Pontobdella californiana is a species of marine leech found off the southern Pacific coast of North America. They are relatively large, greenish, tubercle-covered leeches who parasitize skates and rays. The species was scientifically described in 2015 based on previously-collected specimens and has since been recorded elsewhere.

== Description ==

=== General appearance ===
Pontobdella californiana, like all Pontobdella species, is covered with round nodules on its back and on its underside. While adult leeches are generally green, with black, brown, and white splotches, the leech hatchlings are pale green. Pontobdella californiana is a relatively large species, growing up to 7 cm long and 6 mm across.

== Parasitism ==
Leeches in the genus Pontobdella are ectoparasites, feeding from their hosts on the outside rather than infesting them from within. The holotype was found on a big skate; leeches have also been recorded on thornback guitarfish and another skate.

== Taxonomy ==
Pontobdella californiana was described in 2015, based on already-collected specimens dating into the early 20th century. The species was first collected in 1904 on an expedition of the research vessel the USS Albatross.

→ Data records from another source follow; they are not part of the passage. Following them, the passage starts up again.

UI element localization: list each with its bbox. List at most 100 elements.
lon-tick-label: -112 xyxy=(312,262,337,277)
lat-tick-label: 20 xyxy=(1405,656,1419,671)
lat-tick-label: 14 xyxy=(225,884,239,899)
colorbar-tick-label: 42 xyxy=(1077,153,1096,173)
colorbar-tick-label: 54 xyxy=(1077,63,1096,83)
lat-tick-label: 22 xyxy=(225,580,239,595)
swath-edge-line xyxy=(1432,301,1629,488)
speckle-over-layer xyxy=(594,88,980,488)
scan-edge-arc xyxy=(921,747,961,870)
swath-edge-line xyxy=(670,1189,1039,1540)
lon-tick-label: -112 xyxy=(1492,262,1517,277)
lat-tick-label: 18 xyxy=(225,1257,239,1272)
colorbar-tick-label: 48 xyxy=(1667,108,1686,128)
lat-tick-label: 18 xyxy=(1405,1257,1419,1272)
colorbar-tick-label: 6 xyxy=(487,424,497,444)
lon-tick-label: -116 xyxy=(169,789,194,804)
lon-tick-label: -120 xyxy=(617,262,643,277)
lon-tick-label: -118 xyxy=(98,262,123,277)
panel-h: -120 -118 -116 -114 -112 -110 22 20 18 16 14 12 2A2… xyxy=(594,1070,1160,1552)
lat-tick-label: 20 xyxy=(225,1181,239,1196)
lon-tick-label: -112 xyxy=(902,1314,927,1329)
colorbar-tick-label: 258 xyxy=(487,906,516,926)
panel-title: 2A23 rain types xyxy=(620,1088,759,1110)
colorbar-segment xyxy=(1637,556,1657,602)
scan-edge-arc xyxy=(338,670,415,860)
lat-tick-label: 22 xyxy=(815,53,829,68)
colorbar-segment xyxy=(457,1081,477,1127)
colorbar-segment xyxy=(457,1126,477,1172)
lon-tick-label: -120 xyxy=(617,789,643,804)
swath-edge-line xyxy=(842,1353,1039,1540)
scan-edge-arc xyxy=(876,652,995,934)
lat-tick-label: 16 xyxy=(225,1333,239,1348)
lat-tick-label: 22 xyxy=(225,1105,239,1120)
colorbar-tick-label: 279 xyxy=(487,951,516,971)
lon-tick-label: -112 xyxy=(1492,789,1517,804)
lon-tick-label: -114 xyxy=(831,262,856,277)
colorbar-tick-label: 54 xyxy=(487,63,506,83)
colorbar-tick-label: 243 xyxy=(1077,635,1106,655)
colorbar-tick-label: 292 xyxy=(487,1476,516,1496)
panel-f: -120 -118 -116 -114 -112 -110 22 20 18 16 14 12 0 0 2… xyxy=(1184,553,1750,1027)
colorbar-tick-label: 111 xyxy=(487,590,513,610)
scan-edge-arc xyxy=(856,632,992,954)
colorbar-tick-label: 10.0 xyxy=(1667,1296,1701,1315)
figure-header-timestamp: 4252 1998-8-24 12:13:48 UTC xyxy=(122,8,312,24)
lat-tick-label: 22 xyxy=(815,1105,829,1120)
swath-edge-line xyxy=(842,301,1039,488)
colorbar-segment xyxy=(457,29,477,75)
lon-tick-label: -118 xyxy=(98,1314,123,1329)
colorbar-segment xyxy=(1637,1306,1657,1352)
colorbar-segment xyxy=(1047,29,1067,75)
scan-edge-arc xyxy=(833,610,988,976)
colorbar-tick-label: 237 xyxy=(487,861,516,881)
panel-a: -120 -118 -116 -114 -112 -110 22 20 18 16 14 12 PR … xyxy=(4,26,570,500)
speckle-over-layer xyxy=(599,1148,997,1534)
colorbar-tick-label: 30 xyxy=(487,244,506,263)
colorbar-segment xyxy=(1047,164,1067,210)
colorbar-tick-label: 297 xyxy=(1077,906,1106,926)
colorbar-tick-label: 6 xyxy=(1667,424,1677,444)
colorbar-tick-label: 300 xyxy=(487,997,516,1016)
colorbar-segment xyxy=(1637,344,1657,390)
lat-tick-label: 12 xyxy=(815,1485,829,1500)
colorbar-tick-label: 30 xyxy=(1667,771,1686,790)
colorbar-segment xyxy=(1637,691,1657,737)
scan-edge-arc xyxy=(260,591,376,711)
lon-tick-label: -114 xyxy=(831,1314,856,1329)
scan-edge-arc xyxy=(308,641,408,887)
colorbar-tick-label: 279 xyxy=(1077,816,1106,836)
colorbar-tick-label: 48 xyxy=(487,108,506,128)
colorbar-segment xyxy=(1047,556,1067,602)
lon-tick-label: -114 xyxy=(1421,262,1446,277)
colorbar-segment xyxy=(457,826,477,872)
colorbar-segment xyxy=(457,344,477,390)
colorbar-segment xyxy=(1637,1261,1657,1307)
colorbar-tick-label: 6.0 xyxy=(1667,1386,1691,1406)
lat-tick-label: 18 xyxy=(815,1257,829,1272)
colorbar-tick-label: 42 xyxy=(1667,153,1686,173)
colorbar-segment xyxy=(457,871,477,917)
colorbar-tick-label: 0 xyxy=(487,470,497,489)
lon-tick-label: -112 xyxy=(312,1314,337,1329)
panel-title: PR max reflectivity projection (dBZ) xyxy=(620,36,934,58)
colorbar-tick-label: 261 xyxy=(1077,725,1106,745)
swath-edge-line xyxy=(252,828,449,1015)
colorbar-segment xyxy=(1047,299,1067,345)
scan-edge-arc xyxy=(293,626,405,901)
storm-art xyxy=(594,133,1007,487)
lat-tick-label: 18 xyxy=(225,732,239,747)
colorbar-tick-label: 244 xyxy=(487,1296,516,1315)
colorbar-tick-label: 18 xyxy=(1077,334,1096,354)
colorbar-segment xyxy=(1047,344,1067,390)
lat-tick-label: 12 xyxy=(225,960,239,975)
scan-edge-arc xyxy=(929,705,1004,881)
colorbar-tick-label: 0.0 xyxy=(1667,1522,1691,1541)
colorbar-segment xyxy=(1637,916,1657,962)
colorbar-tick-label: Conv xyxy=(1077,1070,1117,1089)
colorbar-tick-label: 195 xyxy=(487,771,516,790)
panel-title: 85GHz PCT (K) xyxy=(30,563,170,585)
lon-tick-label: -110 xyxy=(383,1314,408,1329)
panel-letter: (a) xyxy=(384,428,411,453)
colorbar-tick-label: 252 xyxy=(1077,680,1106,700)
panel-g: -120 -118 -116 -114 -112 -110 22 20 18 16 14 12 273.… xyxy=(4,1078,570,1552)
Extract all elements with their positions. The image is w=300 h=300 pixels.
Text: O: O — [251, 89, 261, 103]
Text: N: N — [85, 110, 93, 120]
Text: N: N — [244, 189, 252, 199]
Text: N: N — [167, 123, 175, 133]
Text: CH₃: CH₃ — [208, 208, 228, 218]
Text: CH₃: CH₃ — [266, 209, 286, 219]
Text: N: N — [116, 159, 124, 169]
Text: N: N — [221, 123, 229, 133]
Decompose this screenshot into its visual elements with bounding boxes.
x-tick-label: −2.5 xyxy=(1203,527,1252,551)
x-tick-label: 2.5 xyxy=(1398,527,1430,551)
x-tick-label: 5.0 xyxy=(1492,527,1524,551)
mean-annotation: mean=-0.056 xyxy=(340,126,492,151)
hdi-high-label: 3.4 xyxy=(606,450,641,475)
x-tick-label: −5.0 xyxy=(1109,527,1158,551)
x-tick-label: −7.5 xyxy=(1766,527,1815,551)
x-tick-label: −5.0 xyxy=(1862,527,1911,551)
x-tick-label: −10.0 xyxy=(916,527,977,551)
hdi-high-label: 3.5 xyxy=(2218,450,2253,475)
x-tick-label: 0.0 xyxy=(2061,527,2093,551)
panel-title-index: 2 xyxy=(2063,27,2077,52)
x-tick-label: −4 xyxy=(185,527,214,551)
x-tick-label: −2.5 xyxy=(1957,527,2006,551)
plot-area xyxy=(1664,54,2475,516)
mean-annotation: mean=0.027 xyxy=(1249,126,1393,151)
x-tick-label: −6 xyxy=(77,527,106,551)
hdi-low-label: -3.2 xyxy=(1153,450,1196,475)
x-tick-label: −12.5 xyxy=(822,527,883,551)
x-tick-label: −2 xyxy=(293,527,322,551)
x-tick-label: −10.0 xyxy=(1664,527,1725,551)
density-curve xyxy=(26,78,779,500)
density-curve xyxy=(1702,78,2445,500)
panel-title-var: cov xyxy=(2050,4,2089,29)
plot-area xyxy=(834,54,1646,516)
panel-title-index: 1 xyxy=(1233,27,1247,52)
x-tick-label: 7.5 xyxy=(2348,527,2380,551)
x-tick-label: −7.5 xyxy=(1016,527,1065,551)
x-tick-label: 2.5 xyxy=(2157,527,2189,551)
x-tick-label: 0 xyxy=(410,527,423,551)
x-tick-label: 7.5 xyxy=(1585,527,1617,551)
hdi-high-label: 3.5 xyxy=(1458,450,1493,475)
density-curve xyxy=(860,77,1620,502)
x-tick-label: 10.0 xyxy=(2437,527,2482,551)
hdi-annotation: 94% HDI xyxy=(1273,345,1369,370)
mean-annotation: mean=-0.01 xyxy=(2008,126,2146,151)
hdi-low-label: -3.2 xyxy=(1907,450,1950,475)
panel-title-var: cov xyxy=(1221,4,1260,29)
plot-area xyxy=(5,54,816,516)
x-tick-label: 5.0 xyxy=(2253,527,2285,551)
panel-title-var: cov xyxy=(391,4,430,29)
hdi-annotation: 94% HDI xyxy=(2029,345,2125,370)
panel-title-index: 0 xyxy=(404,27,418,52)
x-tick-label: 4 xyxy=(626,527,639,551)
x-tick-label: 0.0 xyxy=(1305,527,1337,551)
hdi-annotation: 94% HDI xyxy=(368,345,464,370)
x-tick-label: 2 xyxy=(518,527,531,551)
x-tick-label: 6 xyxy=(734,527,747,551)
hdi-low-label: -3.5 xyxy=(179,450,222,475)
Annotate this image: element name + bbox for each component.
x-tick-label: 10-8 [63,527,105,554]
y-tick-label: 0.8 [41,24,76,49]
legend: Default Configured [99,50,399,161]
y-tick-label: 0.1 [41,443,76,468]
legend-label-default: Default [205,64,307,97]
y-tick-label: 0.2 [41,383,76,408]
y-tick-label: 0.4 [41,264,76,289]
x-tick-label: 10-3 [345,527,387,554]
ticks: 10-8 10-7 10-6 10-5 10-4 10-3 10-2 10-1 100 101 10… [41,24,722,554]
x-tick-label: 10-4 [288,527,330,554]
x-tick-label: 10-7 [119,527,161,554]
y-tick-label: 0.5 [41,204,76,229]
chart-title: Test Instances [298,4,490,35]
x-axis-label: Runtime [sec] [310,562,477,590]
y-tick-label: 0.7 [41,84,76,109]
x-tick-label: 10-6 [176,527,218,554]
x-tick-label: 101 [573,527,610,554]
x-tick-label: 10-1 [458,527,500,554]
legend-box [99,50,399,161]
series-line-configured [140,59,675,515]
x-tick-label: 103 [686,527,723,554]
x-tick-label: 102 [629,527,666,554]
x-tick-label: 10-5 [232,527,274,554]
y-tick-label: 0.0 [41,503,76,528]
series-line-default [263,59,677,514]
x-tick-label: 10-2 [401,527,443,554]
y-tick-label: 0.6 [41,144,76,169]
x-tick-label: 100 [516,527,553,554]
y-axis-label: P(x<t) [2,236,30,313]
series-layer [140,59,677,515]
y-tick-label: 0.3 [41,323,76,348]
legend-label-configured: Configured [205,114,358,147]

A 2015 paper identified the specimens as representing a new species. The specific epithet refers to its type location, California.

=== Classification ===
Pontobdella californiana is a jawless leech in the family Piscicolidae and the subfamily Pontobdellinae, the latter clade being restricted to only marine and brackish habitats.

=== Phylogeny ===
A molecular analysis published in 2024 found that Pontobdella californiana is the sister taxon to P. muricata. These two are in turn the sister group to a clade comprising P. leucothela and P. macrothela.

== Distribution ==
First described from the coast of California, Pontobdella californiana has since been found in coastal Oaxaca, México.

Specifically, in California it has been reported as far north as near Monterey Bay, and southwards around Los Angeles; in Oaxaca it was found in several places on the southern coast in the area of the Punta Cometa and La Ventanilla.